I have following data set.
f1,f2,f3,f4,f5,f6
I am looking for count of f6 along with rest of the fields.
f1,f2,f3,f4,f5,5
f1,f2,f3,f4,f5,3
and so on.
I tried this code but it takes too long to execute
A = LOAD 'file a'
B = GROUP A BY f6
C = FOREACH B GENERATE FLATTEN (group) as f6, FLATTEN(f1), FLATTEN(f2),FLATTEN(f3),FLATTEN(f4),FLATTEN(f5),COUNT(f6)
Is there any better way to achieve what I am looking for ?
If I simply try to get count without flatten then fields end up in bag but I want final output as tuple.
So trying this gives me output as bag
C = FOREACH B GENERATE FLATTEN (group) as f6, A.f1,A.f2.A.f3,A.f4,A.f5, COUNT(f6)
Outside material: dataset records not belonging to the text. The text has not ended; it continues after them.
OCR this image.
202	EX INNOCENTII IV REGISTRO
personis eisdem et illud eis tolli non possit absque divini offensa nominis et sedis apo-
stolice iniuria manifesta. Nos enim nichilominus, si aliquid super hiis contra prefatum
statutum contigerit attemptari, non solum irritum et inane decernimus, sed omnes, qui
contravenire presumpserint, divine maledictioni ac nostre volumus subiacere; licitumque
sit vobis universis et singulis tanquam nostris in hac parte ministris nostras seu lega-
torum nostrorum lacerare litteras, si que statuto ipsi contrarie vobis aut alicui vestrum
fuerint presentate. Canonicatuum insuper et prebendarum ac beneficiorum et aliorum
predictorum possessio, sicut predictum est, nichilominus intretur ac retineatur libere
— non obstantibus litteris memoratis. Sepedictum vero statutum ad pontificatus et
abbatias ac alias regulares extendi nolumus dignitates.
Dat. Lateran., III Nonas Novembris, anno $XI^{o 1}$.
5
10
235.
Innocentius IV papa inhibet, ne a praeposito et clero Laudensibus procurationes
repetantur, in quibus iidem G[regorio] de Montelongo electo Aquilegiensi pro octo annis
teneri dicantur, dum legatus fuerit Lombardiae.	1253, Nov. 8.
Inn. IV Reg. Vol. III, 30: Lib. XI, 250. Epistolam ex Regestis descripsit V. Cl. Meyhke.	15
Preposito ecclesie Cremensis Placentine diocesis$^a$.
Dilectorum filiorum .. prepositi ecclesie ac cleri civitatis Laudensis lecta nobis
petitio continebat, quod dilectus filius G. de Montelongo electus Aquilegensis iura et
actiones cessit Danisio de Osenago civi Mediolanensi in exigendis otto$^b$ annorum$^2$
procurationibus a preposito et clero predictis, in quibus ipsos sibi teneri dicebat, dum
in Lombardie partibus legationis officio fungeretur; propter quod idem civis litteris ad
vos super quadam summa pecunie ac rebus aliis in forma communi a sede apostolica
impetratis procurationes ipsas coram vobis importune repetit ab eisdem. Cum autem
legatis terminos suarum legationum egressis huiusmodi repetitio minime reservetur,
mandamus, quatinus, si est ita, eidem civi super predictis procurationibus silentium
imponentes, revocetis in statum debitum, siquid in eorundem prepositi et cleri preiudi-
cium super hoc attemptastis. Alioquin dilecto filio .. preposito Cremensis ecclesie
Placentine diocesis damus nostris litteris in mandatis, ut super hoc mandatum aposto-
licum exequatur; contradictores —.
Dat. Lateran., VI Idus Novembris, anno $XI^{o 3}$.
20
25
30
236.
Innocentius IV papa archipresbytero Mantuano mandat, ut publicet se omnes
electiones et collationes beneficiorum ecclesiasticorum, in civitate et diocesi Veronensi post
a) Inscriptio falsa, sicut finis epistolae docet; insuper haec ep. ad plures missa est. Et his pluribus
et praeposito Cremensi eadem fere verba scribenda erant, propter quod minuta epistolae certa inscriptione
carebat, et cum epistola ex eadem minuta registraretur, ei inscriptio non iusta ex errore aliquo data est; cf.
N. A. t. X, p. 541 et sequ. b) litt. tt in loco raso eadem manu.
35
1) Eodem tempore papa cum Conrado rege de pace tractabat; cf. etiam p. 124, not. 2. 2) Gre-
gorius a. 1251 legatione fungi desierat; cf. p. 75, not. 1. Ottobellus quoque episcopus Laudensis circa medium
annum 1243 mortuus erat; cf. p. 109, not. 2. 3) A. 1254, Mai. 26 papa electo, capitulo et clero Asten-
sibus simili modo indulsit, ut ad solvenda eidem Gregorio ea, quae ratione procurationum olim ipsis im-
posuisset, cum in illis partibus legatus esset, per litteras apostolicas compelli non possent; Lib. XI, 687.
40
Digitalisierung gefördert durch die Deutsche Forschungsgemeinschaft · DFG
All inputs are appreciated.
Cheers
It is also possible to flatten the projection which was grouped.
A = LOAD 'file a';
B = GROUP A BY f6;
C = FOREACH B GENERATE FLATTEN(A), COUNT(A) as f6_count;
EDIT 1: The key is using FLATTEN(A) instead of FLATTEN(group).
FLATTEN(A) will produce a tuple with all of the columns from the original relation and will get rid of the bag, even those that were not used in the group by statement (f1, f2, f3, f4, f5, f6).
FLATTEN(group) will return only columns used in the group by, in this case f6. Advantage of this approach is that it is very efficient and requires a single Map Reduce job to execute. Any solution that involves JOIN operation adds extra Map Reduce job.
As a general rule of thumb in pig, hive and MR, group by and join operations usually are executed as separate MR Jobs and reducing the number of MR jobs leads to improved performance.